“Is Windows Defender useless for protection against some viruses” ? Pretty much yes.
If you are relying only on Window Defender and you are not “careful” user, you should probably re-think your choice. From Windows 10, it’s not possible to “simply” disable Windows Defender (unless you are using another antivir or you do advanced steps) it just starts up again after some time. But the bad programs doesn’t need to disable whole Defender, there is another option.
Exclude folder in WD from command line…
I just found out that it’s possible to set “Excluded folder” for Windows Defender from command line.
All you have to do is to execute this command from cmd shell with admin rights.
powershell -inputformat none -outputformat none -NonInteractive -Command Add-MpPreference -ExclusionPath "C:\Users"
Note: Tested on Windows 10 Pro, version 1709, OS Build 16299.248 / Antivirus Version 1.261.1615.0
And puff, the folder is excluded. Some of you may already have idea how this could be exploited. But let me explain in more detail why I found this disturbing.
Admin rights on Windows
Everyone knows that Windows Admin rights are not that great. Both Mac and Linux have much better system in place. Well if we would talk about the “enterprise”, it’s actually not that bad. Windows has great support for various settings in domain policy.
One of the configurable settings is the fact that we can block executing all the .exe (or other executable) from non protected folders. That means that common users can execute only .exe files which are installed for example in Program Files folder and as you may know you need admin rights for installing (or simply putting) any files inside. But that’s the problem!
Enterprise environment is pretty much safe. But on common computers the admin and user is usually the same account, so…
Program Files as default path for installing
So “C:\Program Files” this path is simply standard for installing the programs on Windows.
Side note: OMG if you are developing a multi-platform software please learn that different OS have different standards for locating the software / user-specific files / temp files etc. And yeah .folder are not invisible on Windows.

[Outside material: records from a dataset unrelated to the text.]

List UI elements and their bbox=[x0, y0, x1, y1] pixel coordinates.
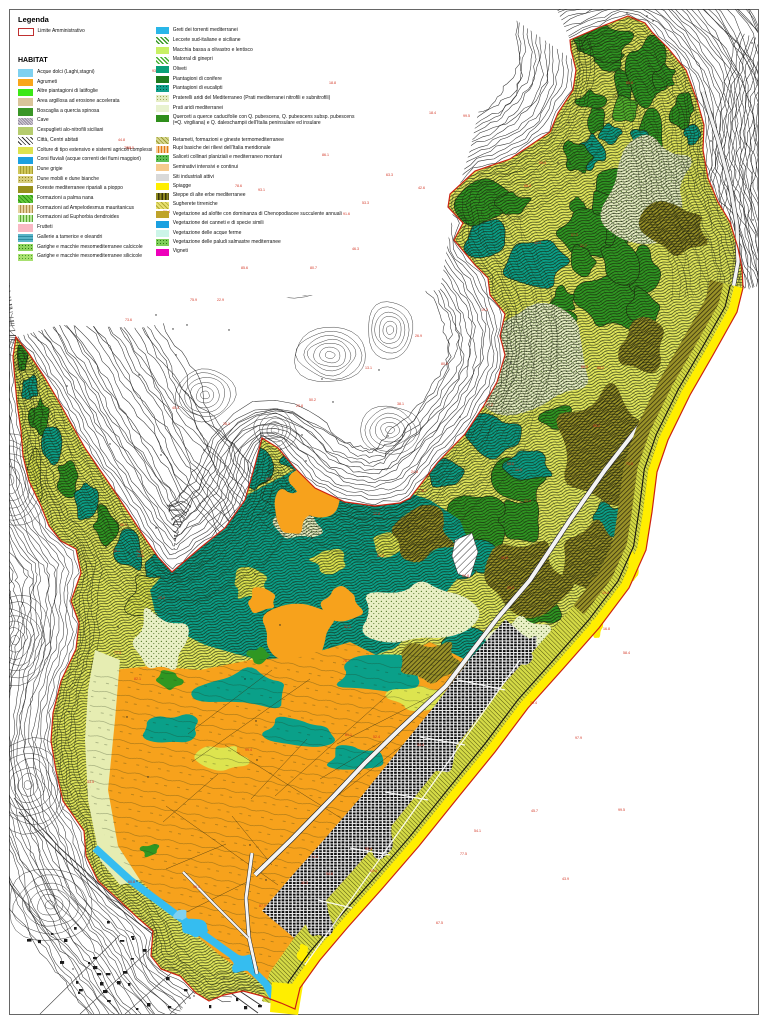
svg-text:92.2: 92.2 bbox=[344, 625, 351, 629]
svg-text:77.9: 77.9 bbox=[114, 651, 121, 655]
svg-text:67.5: 67.5 bbox=[436, 921, 443, 925]
svg-text:24.8: 24.8 bbox=[411, 470, 418, 474]
svg-text:75.9: 75.9 bbox=[190, 298, 197, 302]
svg-text:65.4: 65.4 bbox=[370, 869, 377, 873]
svg-text:45.3: 45.3 bbox=[172, 406, 179, 410]
svg-text:68.9: 68.9 bbox=[581, 365, 588, 369]
svg-text:78.7: 78.7 bbox=[420, 489, 427, 493]
svg-text:16.8: 16.8 bbox=[603, 627, 610, 631]
svg-text:99.5: 99.5 bbox=[618, 808, 625, 812]
svg-text:73.2: 73.2 bbox=[486, 403, 493, 407]
svg-text:68.6: 68.6 bbox=[507, 462, 514, 466]
svg-text:52.4: 52.4 bbox=[373, 735, 380, 739]
svg-text:23.8: 23.8 bbox=[296, 404, 303, 408]
svg-text:39.4: 39.4 bbox=[530, 701, 537, 705]
svg-text:38.1: 38.1 bbox=[113, 549, 120, 553]
svg-text:22.9: 22.9 bbox=[217, 298, 224, 302]
svg-text:60.8: 60.8 bbox=[128, 880, 135, 884]
svg-text:26.1: 26.1 bbox=[223, 422, 230, 426]
svg-text:41.9: 41.9 bbox=[524, 499, 531, 503]
svg-text:33.5: 33.5 bbox=[87, 780, 94, 784]
svg-text:58.4: 58.4 bbox=[623, 651, 630, 655]
svg-text:81.1: 81.1 bbox=[345, 733, 352, 737]
svg-text:26.9: 26.9 bbox=[415, 334, 422, 338]
svg-text:81.3: 81.3 bbox=[377, 554, 384, 558]
svg-text:95.2: 95.2 bbox=[593, 424, 600, 428]
svg-text:19.4: 19.4 bbox=[602, 591, 609, 595]
svg-text:42.4: 42.4 bbox=[534, 241, 541, 245]
svg-text:71.5: 71.5 bbox=[626, 462, 633, 466]
svg-text:45.7: 45.7 bbox=[531, 809, 538, 813]
svg-text:30.3: 30.3 bbox=[301, 881, 308, 885]
svg-text:56.1: 56.1 bbox=[120, 523, 127, 527]
svg-text:55.4: 55.4 bbox=[365, 847, 372, 851]
svg-text:80.9: 80.9 bbox=[441, 362, 448, 366]
svg-text:50.2: 50.2 bbox=[309, 398, 316, 402]
svg-text:84.8: 84.8 bbox=[462, 574, 469, 578]
svg-text:34.6: 34.6 bbox=[515, 468, 522, 472]
svg-text:87.9: 87.9 bbox=[259, 904, 266, 908]
svg-text:67.3: 67.3 bbox=[571, 233, 578, 237]
svg-text:50.6: 50.6 bbox=[501, 556, 508, 560]
svg-text:88.2: 88.2 bbox=[597, 366, 604, 370]
svg-text:29.3: 29.3 bbox=[507, 586, 514, 590]
svg-text:19.2: 19.2 bbox=[481, 308, 488, 312]
svg-text:74.3: 74.3 bbox=[311, 855, 318, 859]
svg-text:54.6: 54.6 bbox=[326, 872, 333, 876]
svg-text:78.2: 78.2 bbox=[136, 550, 143, 554]
svg-text:25.9: 25.9 bbox=[158, 596, 165, 600]
svg-text:85.8: 85.8 bbox=[626, 81, 633, 85]
svg-text:34.6: 34.6 bbox=[137, 554, 144, 558]
svg-text:56.3: 56.3 bbox=[193, 885, 200, 889]
svg-text:34.4: 34.4 bbox=[417, 743, 424, 747]
svg-text:73.6: 73.6 bbox=[125, 318, 132, 322]
svg-text:59.4: 59.4 bbox=[539, 161, 546, 165]
svg-text:54.1: 54.1 bbox=[474, 829, 481, 833]
svg-text:13.1: 13.1 bbox=[365, 366, 372, 370]
svg-text:88.1: 88.1 bbox=[266, 477, 273, 481]
svg-text:99.4: 99.4 bbox=[245, 748, 252, 752]
svg-text:12.8: 12.8 bbox=[373, 512, 380, 516]
svg-text:38.1: 38.1 bbox=[397, 402, 404, 406]
svg-text:82.1: 82.1 bbox=[134, 677, 141, 681]
svg-text:97.9: 97.9 bbox=[575, 736, 582, 740]
svg-text:43.9: 43.9 bbox=[562, 877, 569, 881]
svg-text:86.8: 86.8 bbox=[524, 184, 531, 188]
svg-text:76.1: 76.1 bbox=[343, 659, 350, 663]
svg-text:21.7: 21.7 bbox=[580, 244, 587, 248]
svg-text:77.5: 77.5 bbox=[460, 852, 467, 856]
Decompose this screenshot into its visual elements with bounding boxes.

But the problem is that it’s protected by admin rights. So every-time you install the software, the installer asks for the admin rights. And we are giving the admin rights to the installer almost without thinking. But you know, theoretically the installer shouldn’t need the admin rights at all. Very often all the installer does is to extract the files / creates shortcuts / puts into all apps menu, registers the uninstaller.

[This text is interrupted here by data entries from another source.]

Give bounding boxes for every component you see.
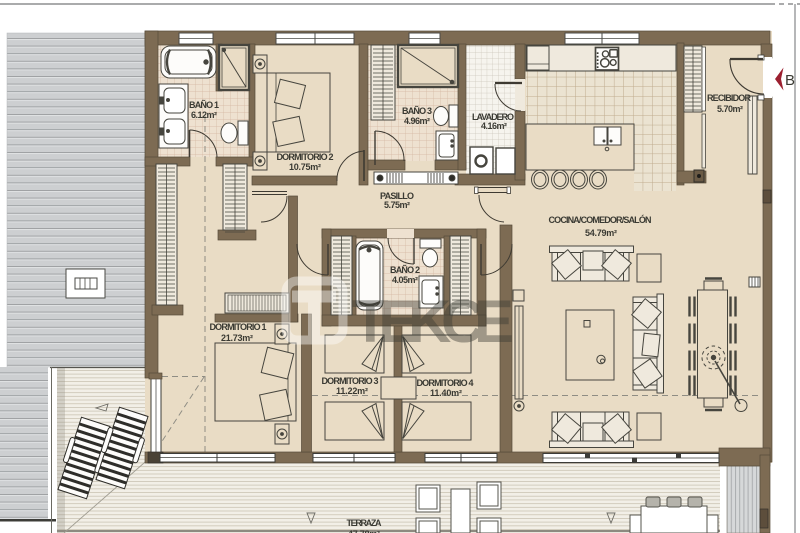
svg-text:DORMITORIO 4: DORMITORIO 4 (417, 378, 474, 388)
svg-text:TEKCE: TEKCE (352, 288, 514, 355)
svg-text:5.70m²: 5.70m² (717, 104, 743, 114)
svg-text:COCINA/COMEDOR/SALÓN: COCINA/COMEDOR/SALÓN (549, 214, 652, 225)
svg-text:21.73m²: 21.73m² (221, 333, 253, 343)
svg-text:DORMITORIO 1: DORMITORIO 1 (210, 322, 267, 332)
svg-text:4.16m²: 4.16m² (481, 121, 507, 131)
svg-text:5.75m²: 5.75m² (384, 200, 410, 210)
svg-text:BAÑO 1: BAÑO 1 (189, 100, 219, 110)
svg-text:6.12m²: 6.12m² (191, 110, 217, 120)
svg-text:11.22m²: 11.22m² (336, 386, 368, 396)
svg-text:4.96m²: 4.96m² (404, 116, 430, 126)
svg-text:47.78m²: 47.78m² (348, 529, 380, 533)
svg-text:54.79m²: 54.79m² (585, 228, 617, 238)
svg-text:DORMITORIO 3: DORMITORIO 3 (322, 376, 379, 386)
svg-text:11.40m²: 11.40m² (430, 388, 462, 398)
svg-text:B: B (785, 72, 795, 89)
svg-text:BAÑO 2: BAÑO 2 (390, 265, 420, 275)
svg-text:TERRAZA: TERRAZA (347, 518, 383, 528)
svg-text:DORMITORIO 2: DORMITORIO 2 (277, 152, 334, 162)
svg-text:BAÑO 3: BAÑO 3 (402, 106, 432, 116)
svg-text:4.05m²: 4.05m² (392, 275, 418, 285)
svg-text:10.75m²: 10.75m² (289, 162, 321, 172)
svg-text:RECIBIDOR: RECIBIDOR (707, 93, 752, 103)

But hey, when we have the admin rights already, we can also change the Windows settings and do much more! So why not go wild right?

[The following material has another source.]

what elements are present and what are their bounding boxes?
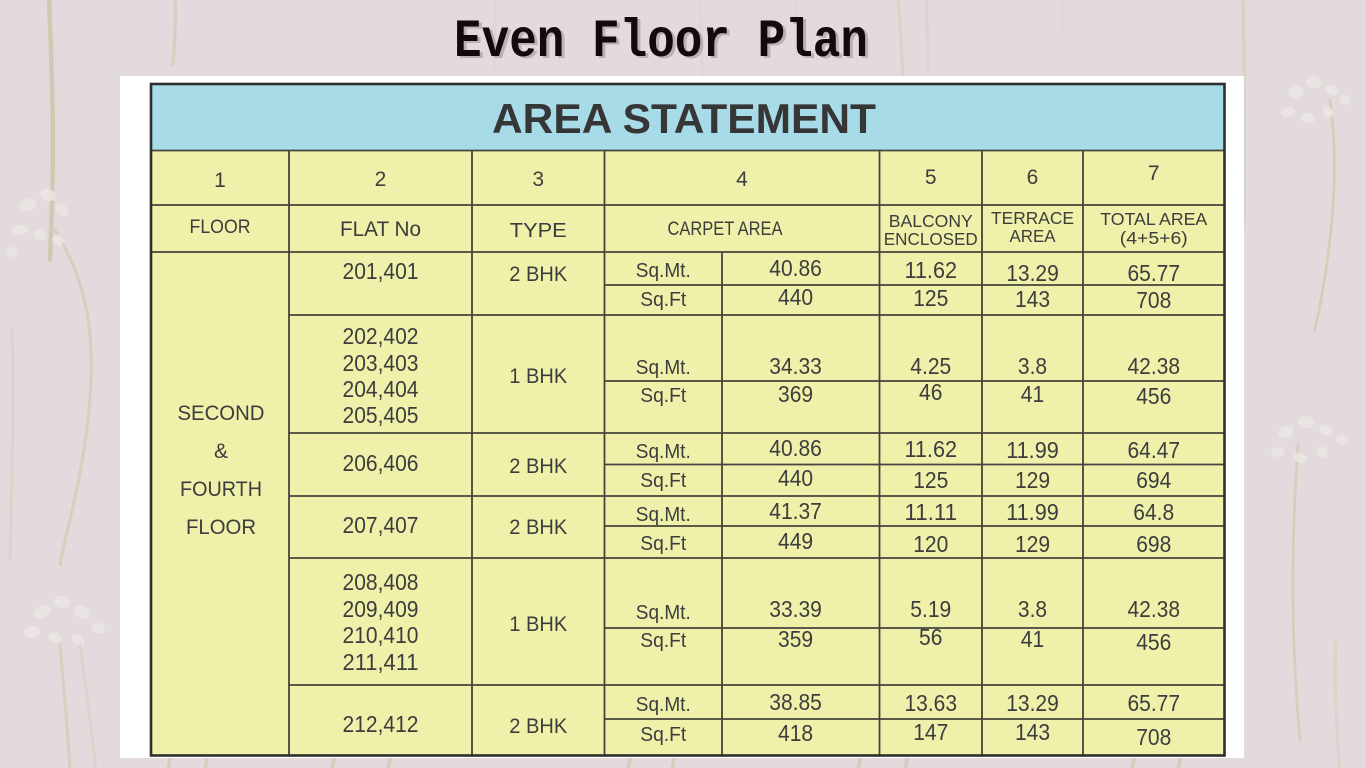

Btw when we have admin rights already we could do much more harm, but usually the goal is to be be in the system undetected for as long as possible.
Use case scenario
Let’s talk about the use case scenario.
- Download infected installer with some app. The installer is not detected as virus because the virus payload is hidden deep between the regular code.
- The installer needs admin rights because obviously it wants to install into Program Files
- With admin rights it simply executes the command for excluding specific folder
- It puts the “virus” files into the specific folder. And Windows Defender is going to simply ignore them…
And that’s it, you have infected computer with some **** and in the least worst scenario you are just part of the DDOS botnet but you never know what they could do.
So if the virus is detectable only by observing the actions which it does, this action completely blinds the Windows Defender. As I mentioned the Windows Defender on Windows 10 starts again after some time when you disable it. But it’s no longer necessary to disable WD, just exclude the folder. I am pretty bummed that this is possible and WD doesn’t warn or do anything about it.
But hey I think that all we need to do is to stick to the rule “Never run executable from unverified source you don’t trust.” And yeah that means no pirated software. But did you noticed that almost all the apps have free ( open source ) alternatives? So try that or just invest the bucks and buy the software – the authors usually deserves it. Or just switch to Linux.
I personally did not have any virus on my computers for at least 4 years or more? Or maybe they are hidden in my excluded folders all this time?